Storage Management Requirements
Gw
Advisor/Customer:
Eelco Dolstra
Most current Wikis are based on RCS or CVS. This has some
limitations, the main one being that files (Wiki pages), not
directories, are versioned. This means that:
- It is not possible to rename or move files, refactor the directory structure, etc.
- Wikis generally do not support a recursive directory structure.
- Commits are per-file. So changes to sets of files are logically distinct, i.e., not atomic. So if you want to make related changes to a bunch of pages, the Wiki may be in an inconsistent state while you're making the changes, and it's hard to undo (back out) the changes.
Since Subversion solves all these problems, we will use it as the
storage back-end of GW. An entire Wiki will be stored in a single
Subversion repository.
The goal of the storage team is to implement the Subversion storage
back-end. I envision the following milestone releases (subject to
change):
Release 0 - initial GW
On startup GW does a checkout of the repository. Edits happen on the
working copy. However, there are no commits, so all changes to the
Wiki are lost when the server is restarted. There is no locking of
any kind.
Release 1 - persistent storage
Save operations should cause a commit to happen. When edits a new
page, the page should be added first of course. Still no locking
though.
R2 - multi file edits ("transactions"):
When a user starts editing a file, create a new working copy.

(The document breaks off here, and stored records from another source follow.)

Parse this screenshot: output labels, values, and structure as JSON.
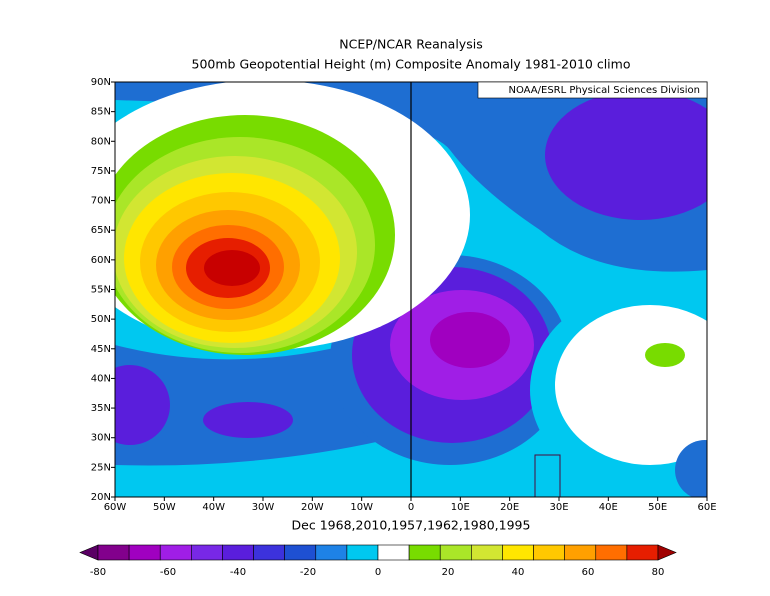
{
  "title": "NCEP/NCAR Reanalysis",
  "subtitle": "500mb Geopotential Height (m) Composite Anomaly 1981-2010 climo",
  "credit": "NOAA/ESRL Physical Sciences Division",
  "caption": "Dec 1968,2010,1957,1962,1980,1995",
  "xlim": [
    -60,
    60
  ],
  "ylim": [
    20,
    90
  ],
  "xticks": [
    {
      "value": -60,
      "label": "60W"
    },
    {
      "value": -50,
      "label": "50W"
    },
    {
      "value": -40,
      "label": "40W"
    },
    {
      "value": -30,
      "label": "30W"
    },
    {
      "value": -20,
      "label": "20W"
    },
    {
      "value": -10,
      "label": "10W"
    },
    {
      "value": 0,
      "label": "0"
    },
    {
      "value": 10,
      "label": "10E"
    },
    {
      "value": 20,
      "label": "20E"
    },
    {
      "value": 30,
      "label": "30E"
    },
    {
      "value": 40,
      "label": "40E"
    },
    {
      "value": 50,
      "label": "50E"
    },
    {
      "value": 60,
      "label": "60E"
    }
  ],
  "yticks": [
    {
      "value": 20,
      "label": "20N"
    },
    {
      "value": 25,
      "label": "25N"
    },
    {
      "value": 30,
      "label": "30N"
    },
    {
      "value": 35,
      "label": "35N"
    },
    {
      "value": 40,
      "label": "40N"
    },
    {
      "value": 45,
      "label": "45N"
    },
    {
      "value": 50,
      "label": "50N"
    },
    {
      "value": 55,
      "label": "55N"
    },
    {
      "value": 60,
      "label": "60N"
    },
    {
      "value": 65,
      "label": "65N"
    },
    {
      "value": 70,
      "label": "70N"
    },
    {
      "value": 75,
      "label": "75N"
    },
    {
      "value": 80,
      "label": "80N"
    },
    {
      "value": 85,
      "label": "85N"
    },
    {
      "value": 90,
      "label": "90N"
    }
  ],
  "colorbar": {
    "labels": [
      -80,
      -60,
      -40,
      -20,
      0,
      20,
      40,
      60,
      80
    ],
    "colors": [
      "#5a0064",
      "#82008c",
      "#a000c0",
      "#a01ee6",
      "#7828e6",
      "#5a1edc",
      "#3c32dc",
      "#1e50d2",
      "#1e82e6",
      "#00c8f0",
      "#ffffff",
      "#78dc00",
      "#aae628",
      "#d2e632",
      "#ffe600",
      "#ffc800",
      "#ffa000",
      "#ff6e00",
      "#e61e00",
      "#a00000"
    ]
  }
}
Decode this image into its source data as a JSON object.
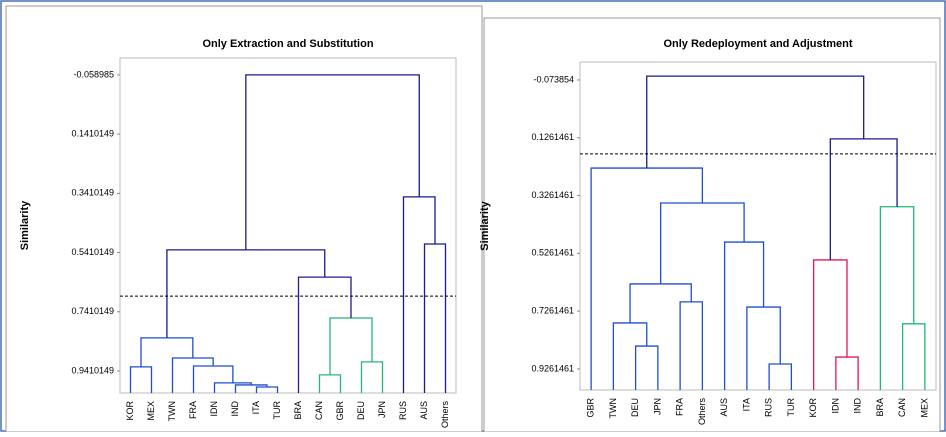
{
  "chart_data": [
    {
      "type": "dendrogram",
      "title": "Only Extraction and Substitution",
      "ylabel": "Similarity",
      "leaves": [
        "KOR",
        "MEX",
        "TWN",
        "FRA",
        "IDN",
        "IND",
        "ITA",
        "TUR",
        "BRA",
        "CAN",
        "GBR",
        "DEU",
        "JPN",
        "RUS",
        "AUS",
        "Others"
      ],
      "merges": [
        {
          "children": [
            6,
            7
          ],
          "height": 0.995,
          "color": "#1f4fd0"
        },
        {
          "children": [
            5,
            16
          ],
          "height": 0.988,
          "color": "#1f4fd0"
        },
        {
          "children": [
            4,
            17
          ],
          "height": 0.981,
          "color": "#1f4fd0"
        },
        {
          "children": [
            3,
            18
          ],
          "height": 0.924,
          "color": "#1f4fd0"
        },
        {
          "children": [
            2,
            19
          ],
          "height": 0.897,
          "color": "#1f4fd0"
        },
        {
          "children": [
            0,
            1
          ],
          "height": 0.927,
          "color": "#1f4fd0"
        },
        {
          "children": [
            21,
            20
          ],
          "height": 0.829,
          "color": "#1f4fd0"
        },
        {
          "children": [
            9,
            10
          ],
          "height": 0.954,
          "color": "#22b877"
        },
        {
          "children": [
            11,
            12
          ],
          "height": 0.91,
          "color": "#22b877"
        },
        {
          "children": [
            23,
            24
          ],
          "height": 0.762,
          "color": "#22b877"
        },
        {
          "children": [
            8,
            25
          ],
          "height": 0.624,
          "color": "#2a1a8c"
        },
        {
          "children": [
            22,
            26
          ],
          "height": 0.532,
          "color": "#1a1a8c"
        },
        {
          "children": [
            14,
            15
          ],
          "height": 0.512,
          "color": "#1a1a8c"
        },
        {
          "children": [
            13,
            28
          ],
          "height": 0.353,
          "color": "#1a1a8c"
        },
        {
          "children": [
            27,
            29
          ],
          "height": -0.058985,
          "color": "#1a1a8c"
        }
      ],
      "cut": 0.688,
      "ylim": [
        -0.116,
        1.0152
      ],
      "yticks": [
        -0.058985,
        0.1410149,
        0.3410149,
        0.5410149,
        0.7410149,
        0.9410149
      ]
    },
    {
      "type": "dendrogram",
      "title": "Only Redeployment and Adjustment",
      "ylabel": "Similarity",
      "leaves": [
        "GBR",
        "TWN",
        "DEU",
        "JPN",
        "FRA",
        "Others",
        "AUS",
        "ITA",
        "RUS",
        "TUR",
        "KOR",
        "IDN",
        "IND",
        "BRA",
        "CAN",
        "MEX"
      ],
      "merges": [
        {
          "children": [
            2,
            3
          ],
          "height": 0.847,
          "color": "#1f4fd0"
        },
        {
          "children": [
            1,
            16
          ],
          "height": 0.767,
          "color": "#1f4fd0"
        },
        {
          "children": [
            4,
            5
          ],
          "height": 0.694,
          "color": "#1f4fd0"
        },
        {
          "children": [
            17,
            18
          ],
          "height": 0.632,
          "color": "#1f4fd0"
        },
        {
          "children": [
            8,
            9
          ],
          "height": 0.909,
          "color": "#1f4fd0"
        },
        {
          "children": [
            7,
            20
          ],
          "height": 0.712,
          "color": "#1f4fd0"
        },
        {
          "children": [
            6,
            21
          ],
          "height": 0.487,
          "color": "#1f4fd0"
        },
        {
          "children": [
            19,
            22
          ],
          "height": 0.352,
          "color": "#1f4fd0"
        },
        {
          "children": [
            0,
            23
          ],
          "height": 0.231,
          "color": "#1f4fd0"
        },
        {
          "children": [
            11,
            12
          ],
          "height": 0.885,
          "color": "#e0195a"
        },
        {
          "children": [
            10,
            25
          ],
          "height": 0.549,
          "color": "#e0195a"
        },
        {
          "children": [
            14,
            15
          ],
          "height": 0.77,
          "color": "#22b877"
        },
        {
          "children": [
            13,
            27
          ],
          "height": 0.365,
          "color": "#22b877"
        },
        {
          "children": [
            26,
            28
          ],
          "height": 0.13,
          "color": "#1a1a8c"
        },
        {
          "children": [
            24,
            29
          ],
          "height": -0.087,
          "color": "#1a1a8c"
        }
      ],
      "cut": 0.182,
      "ylim": [
        -0.136,
        0.999
      ],
      "yticks": [
        -0.073854,
        0.1261461,
        0.3261461,
        0.5261461,
        0.7261461,
        0.9261461
      ]
    }
  ]
}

Edits happen on this per-session working copy and are not visible to
other users. So a "Save" causes the per-session working copy to be
modified, but nothing is committed.
There should now be a "Commit" operation that causes the entire
per-session working copy to be committed. After this the per-session
working copy can be deleted, and the global working copy should be
updated. This makes the changes globally visible.
Merge conflicts are ignored for now.
R3 - merge conflicts
If on commit a merge conflict occurs, the per-session working copy
should be retained, the user should be presented with a list of
conflicting pages (showing the conflicts in those pages) and be
allowed to edit those pages. Most of the work here should be done by
the versioning UI team, but the storage team has to provide the
supporting infrastructure.
R4 - use RA layer
Using working copies is inefficient. For instance, to start an edit
session, we have to clone the entire working copy. This doesn't scale
well. So instead of using Subversion's working copy (WC) layer, we
should use the remote access (RA) layer, which allows us to fetch and
edit just those files that are involved in an operation.
It's possible that the high-level Subversion bindings only supports WC
operations, not RA operations. So additional C/Java bindings might
have to be created.
R5 - caching for RA operations
Using the RA layer is scalable, but it's also slow. For instance, to
view a page, we have to fetch it from the Subversion server every time
(while before R4, we could just get it from the working copy). So RA
fetches should be cached.
Of course, the cache should be properly invalidated on edit
operations.
Additional complications
The storage layer is quite fundamental. The entire Wiki depends on
it. The storage team should design a simple but sufficient interface
to the storage layer that other teams can develop against. In
particular the work of versioning UI team is closely related to that
of the storage team. For instance, for merge support it is necessary
that the storage layer offers to the upper layers notification that
there is a merge conflict, a way to query what the conflicts are, and
a way to clear the conflict situation. Close communication and
frequent syncing with the versioning UI team is probably required.
Big bang integration is not an option.
Maybe R4/R5 aren't such a good idea since replicating a lot of the
functionality in the WC layer (such as support for moving files) is a
lot of work. However something should be done about the scalability
problem in R3. Alternatives might be to clone working copies using
hard or symbolic links, lazily cloning the working copy, and so on.